OUR COVER STORY in this issue takes us outside India to a place where the Vedic culture once showed great influence. Though Angkor Wat today is more a tourist destination than a holy site, pilgrims can still find spiritual inspiration there. A deity of Lord Krsna's expansion Visnu is still worshiped in the main temple, even as time ravages much of the surrounding complex.

This issue coincides with the anniversary of the appearance of Sri Caitanya Mahaprabhu (shown at right), whom I've written about in my column "From the Editor." To celebrate that day, the young students at Padma Academy, a Krsna conscious school in North Carolina, made exhibits depicting scenes from the lives of Lord Caitanya and His associates. The article "Honoring the Land of Lord Caitanya" shows their work.

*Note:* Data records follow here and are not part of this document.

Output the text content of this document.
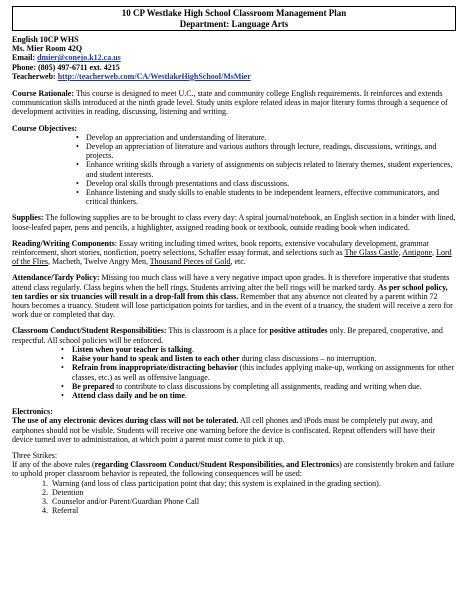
10 CP Westlake High School Classroom Management Plan
Department: Language Arts
English 10CP WHS
Ms. Mier Room 42Q
Email: dmier@conejo.k12.ca.us
Phone: (805) 497-6711 ext. 4215
Teacherweb: http://teacherweb.com/CA/WestlakeHighSchool/MsMier

Course Rationale: This course is designed to meet U.C., state and community college English requirements. It reinforces and extends communication skills introduced at the ninth grade level. Study units explore related ideas in major literary forms through a sequence of development activities in reading, discussing, listening and writing.

Course Objectives:
• Develop an appreciation and understanding of literature.
• Develop an appreciation of literature and various authors through lecture, readings, discussions, writings, and projects.
• Enhance writing skills through a variety of assignments on subjects related to literary themes, student experiences, and student interests.
• Develop oral skills through presentations and class discussions.
• Enhance listening and study skills to enable students to be independent learners, effective communicators, and critical thinkers.

Supplies: The following supplies are to be brought to class every day: A spiral journal/notebook, an English section in a binder with lined, loose-leafed paper, pens and pencils, a highlighter, assigned reading book or textbook, outside reading book when indicated.

Reading/Writing Components: Essay writing including timed writes, book reports, extensive vocabulary development, grammar reinforcement, short stories, nonfiction, poetry selections, Schaffer essay format, and selections such as The Glass Castle, Antigone, Lord of the Flies, Macbeth, Twelve Angry Men, Thousand Pieces of Gold, etc.

Attendance/Tardy Policy: Missing too much class will have a very negative impact upon grades. It is therefore imperative that students attend class regularly. Class begins when the bell rings. Students arriving after the bell rings will be marked tardy. As per school policy, ten tardies or six truancies will result in a drop-fall from this class. Remember that any absence not cleared by a parent within 72 hours becomes a truancy. Student will lose participation points for tardies, and in the event of a truancy, the student will receive a zero for work due or completed that day.

Classroom Conduct/Student Responsibilities: This is classroom is a place for positive attitudes only. Be prepared, cooperative, and respectful. All school policies will be enforced.
• Listen when your teacher is talking.
• Raise your hand to speak and listen to each other during class discussions – no interruption.
• Refrain from inappropriate/distracting behavior (this includes applying make-up, working on assignments for other classes, etc.) as well as offensive language.
• Be prepared to contribute to class discussions by completing all assignments, reading and writing when due.
• Attend class daily and be on time.
Electronics:
The use of any electronic devices during class will not be tolerated. All cell phones and iPods must be completely put away, and earphones should not be visible. Students will receive one warning before the device is confiscated. Repeat offenders will have their device turned over to administration, at which point a parent must come to pick it up.
Three Strikes:
If any of the above rules (regarding Classroom Conduct/Student Responsibilities, and Electronics) are consistently broken and failure to uphold proper classroom behavior is repeated, the following consequences will be used:
1. Warning (and loss of class participation point that day; this system is explained in the grading section).
2. Detention
3. Counselor and/or Parent/Guardian Phone Call
4. Referral
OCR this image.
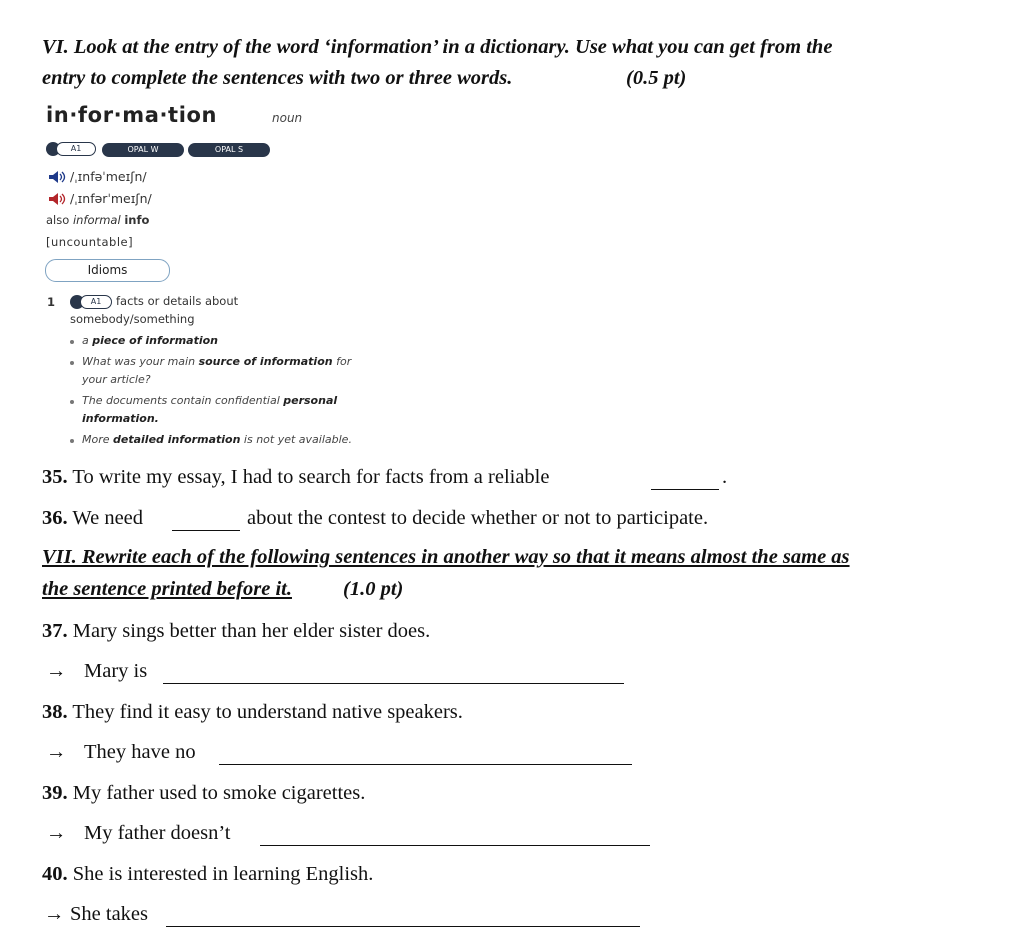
VI. Look at the entry of the word ‘information’ in a dictionary. Use what you can get from the
entry to complete the sentences with two or three words.	(0.5 pt)
in·for·ma·tion	noun
A1	OPAL W	OPAL S
/ˌɪnfəˈmeɪʃn/
/ˌɪnfərˈmeɪʃn/
also informal info
[uncountable]
Idioms
1	A1	facts or details about
somebody/something
a piece of information
What was your main source of information for
your article?
The documents contain confidential personal
information.
More detailed information is not yet available.
35. To write my essay, I had to search for facts from a reliable	.
36. We need	about the contest to decide whether or not to participate.
VII. Rewrite each of the following sentences in another way so that it means almost the same as
the sentence printed before it. (1.0 pt)
37. Mary sings better than her elder sister does.
→ Mary is
38. They find it easy to understand native speakers.
→ They have no
39. My father used to smoke cigarettes.
→ My father doesn’t
40. She is interested in learning English.
→ She takes
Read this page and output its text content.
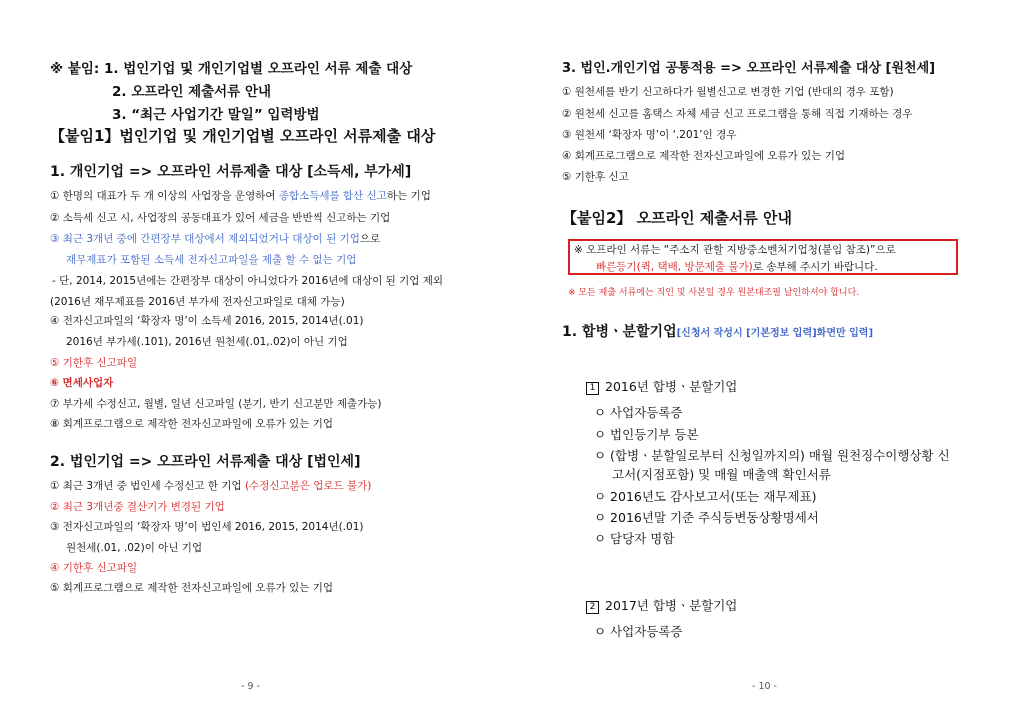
※ 붙임: 1. 법인기업 및 개인기업별 오프라인 서류 제출 대상
2. 오프라인 제출서류 안내
3. “최근 사업기간 말일” 입력방법
【붙임1】법인기업 및 개인기업별 오프라인 서류제출 대상
1. 개인기업 => 오프라인 서류제출 대상 [소득세, 부가세]
① 한명의 대표가 두 개 이상의 사업장을 운영하여 종합소득세를 합산 신고하는 기업
② 소득세 신고 시, 사업장의 공동대표가 있어 세금을 반반씩 신고하는 기업
③ 최근 3개년 중에 간편장부 대상에서 제외되었거나 대상이 된 기업으로
재무제표가 포함된 소득세 전자신고파일을 제출 할 수 없는 기업
- 단, 2014, 2015년에는 간편장부 대상이 아니었다가 2016년에 대상이 된 기업 제외
(2016년 재무제표를 2016년 부가세 전자신고파일로 대체 가능)
④ 전자신고파일의 ‘확장자 명’이 소득세 2016, 2015, 2014년(.01)
2016년 부가세(.101), 2016년 원천세(.01,.02)이 아닌 기업
⑤ 기한후 신고파일
⑥ 면세사업자
⑦ 부가세 수정신고, 월별, 일년 신고파일 (분기, 반기 신고분만 제출가능)
⑧ 회계프로그램으로 제작한 전자신고파일에 오류가 있는 기업
2. 법인기업 => 오프라인 서류제출 대상 [법인세]
① 최근 3개년 중 법인세 수정신고 한 기업 (수정신고분은 업로드 불가)
② 최근 3개년중 결산기가 변경된 기업
③ 전자신고파일의 ‘확장자 명’이 법인세 2016, 2015, 2014년(.01)
원천세(.01, .02)이 아닌 기업
④ 기한후 신고파일
⑤ 회계프로그램으로 제작한 전자신고파일에 오류가 있는 기업
- 9 -
3. 법인.개인기업 공통적용 => 오프라인 서류제출 대상 [원천세]
① 원천세를 반기 신고하다가 월별신고로 변경한 기업 (반대의 경우 포함)
② 원천세 신고를 홈택스 자체 세금 신고 프로그램을 통해 직접 기재하는 경우
③ 원천세 ‘확장자 명’이 ‘.201’인 경우
④ 회계프로그램으로 제작한 전자신고파일에 오류가 있는 기업
⑤ 기한후 신고
【붙임2】 오프라인 제출서류 안내
※ 오프라인 서류는 “주소지 관할 지방중소벤처기업청(붙임 참조)”으로
빠른등기(퀵, 택배, 방문제출 불가)로 송부해 주시기 바랍니다.
※ 모든 제출 서류에는 직인 및 사본일 경우 원본대조필 날인하셔야 합니다.
1. 합병ㆍ분할기업[신청서 작성시 [기본정보 입력]화면만 입력]
1 2016년 합병ㆍ분할기업
ㅇ 사업자등록증
ㅇ 법인등기부 등본
ㅇ (합병ㆍ분할일로부터 신청일까지의) 매월 원천징수이행상황 신
고서(지점포함) 및 매월 매출액 확인서류
ㅇ 2016년도 감사보고서(또는 재무제표)
ㅇ 2016년말 기준 주식등변동상황명세서
ㅇ 담당자 명함
2 2017년 합병ㆍ분할기업
ㅇ 사업자등록증
- 10 -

Besides overseeing the class project, Padma Academy teacher Campakalata Devi Dasi wrote an article for this issue about a childhood friend: "The 3-Year-Old Preacher I'll Never Forget," while her mother, Padma Academy founder and BTG associate editor Nrmila Devi Dasi, begins a series of articles on chanting the holy names with a firsthand account of a Saturday-night chanting party in downtown London.

Hare Krsna.

(Nagaraja Dasa)

Our Purposes

• To help all people discern reality from illusion, spirit from matter, the eternal from the temporary.

 To expose the faults of materialism.

 To offer guidance in the Vedic techniques of spiritual life.

 To preserve and spread the Vedic culture.

 To celebrate the chanting of the holy names of God as taught by Lord Sri Caitanya Mahaprabhu.

 To help every living being remember and serve Sri Krsna, the Personality of Godhead.